Cuando uno echa una ojeada a los avances de los derechos fundamentales, existe una agradable sensación de humanidad.

Los derechos han cambiado, se han redimensionado, se han redefinido, tienen otros contextos, incluso, otros descontentos.

Como bien lo expresa Luis Alberto Romero, los derechos humanos se filiaban con las Declaraciones de Inglaterra de 1688, de Francia de 1789 o de las Naciones Unidas de 1946. 

Esta tradición, poco frecuentada en América, resurgió durante las dictaduras militares y los conflictos armados, principalmente por obra de varias abnegadas asociaciones defensoras de los derechos y, en primer lugar, por las organizaciones de madres, abuelas y defensores comunitarios. Ellos proclamaron un absoluto ético que se convirtió en el faro de la nueva política: no hay fin que justifique los medios, si éstos son violatorios de los derechos.

El Estado de Derecho se convirtió en el marco deseable de la convivencia social y política civilizada; también se valoraron el pluralismo, la argumentación y el acuerdo. Y, naturalmente, la democracia. 

Hoy por hoy, la búsqueda de un concepto menos abstracto lleva a exigir otros derechos, con cara, con lugar y con consecuencias. 

Estamos en la Era de la Información y también del Descontento. El profundo cambio de paradigma de la posesión y del disfrute de la información a partir de su democratización luego de los 80, abrió una brecha, no sólo a los que deseaban estar informados, sino a los que comenzaron a sentir la necesidad de exigir otros derechos, para una mejor calidad de vida. 

En específico, está el derecho a la movilidad. Un derecho que significa un desafío al estado, a sus instituciones, a la ciudadanía, a la industria y a la ley. 
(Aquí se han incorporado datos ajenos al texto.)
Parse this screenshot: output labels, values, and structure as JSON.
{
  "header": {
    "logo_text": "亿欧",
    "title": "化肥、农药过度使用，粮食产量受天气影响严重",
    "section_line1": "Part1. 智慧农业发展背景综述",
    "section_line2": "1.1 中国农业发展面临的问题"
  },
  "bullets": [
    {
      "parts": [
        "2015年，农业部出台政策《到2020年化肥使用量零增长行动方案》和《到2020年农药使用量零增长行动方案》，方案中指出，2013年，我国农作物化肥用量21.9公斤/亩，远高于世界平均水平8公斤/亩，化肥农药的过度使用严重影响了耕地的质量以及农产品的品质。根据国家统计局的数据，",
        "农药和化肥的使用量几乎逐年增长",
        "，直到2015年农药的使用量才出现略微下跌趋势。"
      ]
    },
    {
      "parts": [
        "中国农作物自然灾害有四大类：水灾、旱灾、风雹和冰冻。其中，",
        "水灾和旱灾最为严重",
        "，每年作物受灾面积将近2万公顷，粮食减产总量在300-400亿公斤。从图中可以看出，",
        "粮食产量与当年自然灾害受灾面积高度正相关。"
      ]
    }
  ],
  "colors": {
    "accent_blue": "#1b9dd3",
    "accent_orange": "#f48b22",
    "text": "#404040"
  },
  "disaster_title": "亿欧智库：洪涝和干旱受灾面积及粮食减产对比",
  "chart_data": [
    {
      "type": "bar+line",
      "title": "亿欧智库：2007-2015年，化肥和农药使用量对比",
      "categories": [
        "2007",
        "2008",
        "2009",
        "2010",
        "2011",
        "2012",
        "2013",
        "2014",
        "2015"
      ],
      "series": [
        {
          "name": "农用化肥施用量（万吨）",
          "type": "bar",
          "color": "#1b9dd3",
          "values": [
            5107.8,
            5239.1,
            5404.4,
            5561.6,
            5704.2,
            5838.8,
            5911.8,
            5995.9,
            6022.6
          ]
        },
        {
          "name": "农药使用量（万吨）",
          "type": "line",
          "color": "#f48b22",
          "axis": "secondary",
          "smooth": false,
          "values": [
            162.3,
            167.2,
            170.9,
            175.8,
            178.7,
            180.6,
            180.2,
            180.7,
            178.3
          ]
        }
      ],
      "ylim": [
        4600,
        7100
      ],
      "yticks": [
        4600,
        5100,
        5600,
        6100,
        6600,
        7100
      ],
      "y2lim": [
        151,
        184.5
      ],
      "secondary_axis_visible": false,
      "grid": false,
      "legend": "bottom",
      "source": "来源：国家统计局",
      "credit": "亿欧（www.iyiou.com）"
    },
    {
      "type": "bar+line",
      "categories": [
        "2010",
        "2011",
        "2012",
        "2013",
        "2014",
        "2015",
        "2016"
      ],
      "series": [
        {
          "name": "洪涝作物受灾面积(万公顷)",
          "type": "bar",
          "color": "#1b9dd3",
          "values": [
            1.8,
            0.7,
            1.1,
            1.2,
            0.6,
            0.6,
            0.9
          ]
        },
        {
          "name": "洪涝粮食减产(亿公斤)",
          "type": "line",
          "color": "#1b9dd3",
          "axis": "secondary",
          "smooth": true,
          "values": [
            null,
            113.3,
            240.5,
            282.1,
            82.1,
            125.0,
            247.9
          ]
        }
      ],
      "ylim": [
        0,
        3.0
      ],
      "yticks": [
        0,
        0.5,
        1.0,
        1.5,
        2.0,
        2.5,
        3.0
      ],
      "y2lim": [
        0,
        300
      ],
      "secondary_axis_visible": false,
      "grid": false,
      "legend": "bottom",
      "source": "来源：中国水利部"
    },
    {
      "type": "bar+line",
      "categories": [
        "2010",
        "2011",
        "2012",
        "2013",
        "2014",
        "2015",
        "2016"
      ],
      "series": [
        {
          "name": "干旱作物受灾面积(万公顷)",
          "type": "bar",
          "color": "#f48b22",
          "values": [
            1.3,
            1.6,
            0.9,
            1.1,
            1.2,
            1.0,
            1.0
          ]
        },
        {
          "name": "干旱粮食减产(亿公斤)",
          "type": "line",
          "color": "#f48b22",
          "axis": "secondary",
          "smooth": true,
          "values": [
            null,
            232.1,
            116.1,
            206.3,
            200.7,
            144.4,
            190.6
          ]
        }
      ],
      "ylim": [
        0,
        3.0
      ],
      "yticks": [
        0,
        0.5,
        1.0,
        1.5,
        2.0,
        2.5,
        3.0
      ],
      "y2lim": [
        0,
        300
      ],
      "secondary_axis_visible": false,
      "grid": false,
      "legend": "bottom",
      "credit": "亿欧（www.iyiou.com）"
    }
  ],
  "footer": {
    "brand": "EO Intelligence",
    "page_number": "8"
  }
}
¿Y por qué la Movilidad llegó a ser tan importante para constituirse en un derecho? Porque su impacto en la vida cotidiana de sus ciudadanos, en su calidad, en su productividad, es tremendamente grande e inclusive mesurable. 

Luis González, el Ombudsman del DF Mexicano,  afirma que “"el derecho a la movilidad se relaciona con un conjunto de derechos como el de seguridad, de medio ambiente y calidad de vida que tiene mucho que ver con los tiempos de traslado”. 

Ese tiempo perdido muchas veces en trancones, en esperas de busetas de recorridos mal trazados, en servicios masivos ineficientes y alienantes, en embotellamientos de avenidas trae consecuencias en la salud pública. Ese tiempo donde vivimos la cara más desagradable de las ciudades.

Esta realidad la podemos sumar al porque nos movilizamos. Y resulta todo un problema, ya que existen exigencias inaplazables, que no debería ser el dolor de cabeza de los ciudadanos, sino de sus gobernantes.

El alza del transporte sentida como injustificada, porque no tiene el valor agregado del mejor servicio y el acortamiento del tiempo de traslado, ha sido un factor de confrontación entre los ciudadanos y sus gobernantes. 

Históricamente en América Latina el transporte colectivo ha sido un servicio pésimo, ha sido costoso, ha sido inoperante y no ha sido diseñado, tomando en cuenta los requerimientos de sus usuarios.

Y lo lamentable es que, en la mayoría de los casos, los responsables olvidan sus roles. Porque el hacinamiento en las paradas, las condiciones de las unidades, los tiempos de traslado, las condiciones del sistema en general y la ausencia de regulaciones y de seguridad son responsabilidades, no sólo del contratista, sino del contratante, del que debe supervisar y monitorear el servicio.

Finalmente es terrible volver al lugar común. La gente hastiada protesta. Lo hace sin mediar y mucho menos medir. El descontento se volvió violencia y se “altero el orden público”. Viene la policía, muchas veces mejor preparada para controlar ciudadanos enardecidos, que carteristas y homicidas, que no investiga las razones del descontento y dialoga con los usuarios, y empeora la situación. Para posteriormente escuchar a la Autoridad denominar a los ciudadanos que pidió el voto, hace pocos meses, que son unos vándalos. 

En suma, la obligación de las autoridades no es calificar ni dar excusas. La obligación es observar qué factores están haciendo la vida cotidiana de la gente un infierno. Ya que cuando uno lee los problemas reportados sólo se ve la incapacidad para afrontarlos.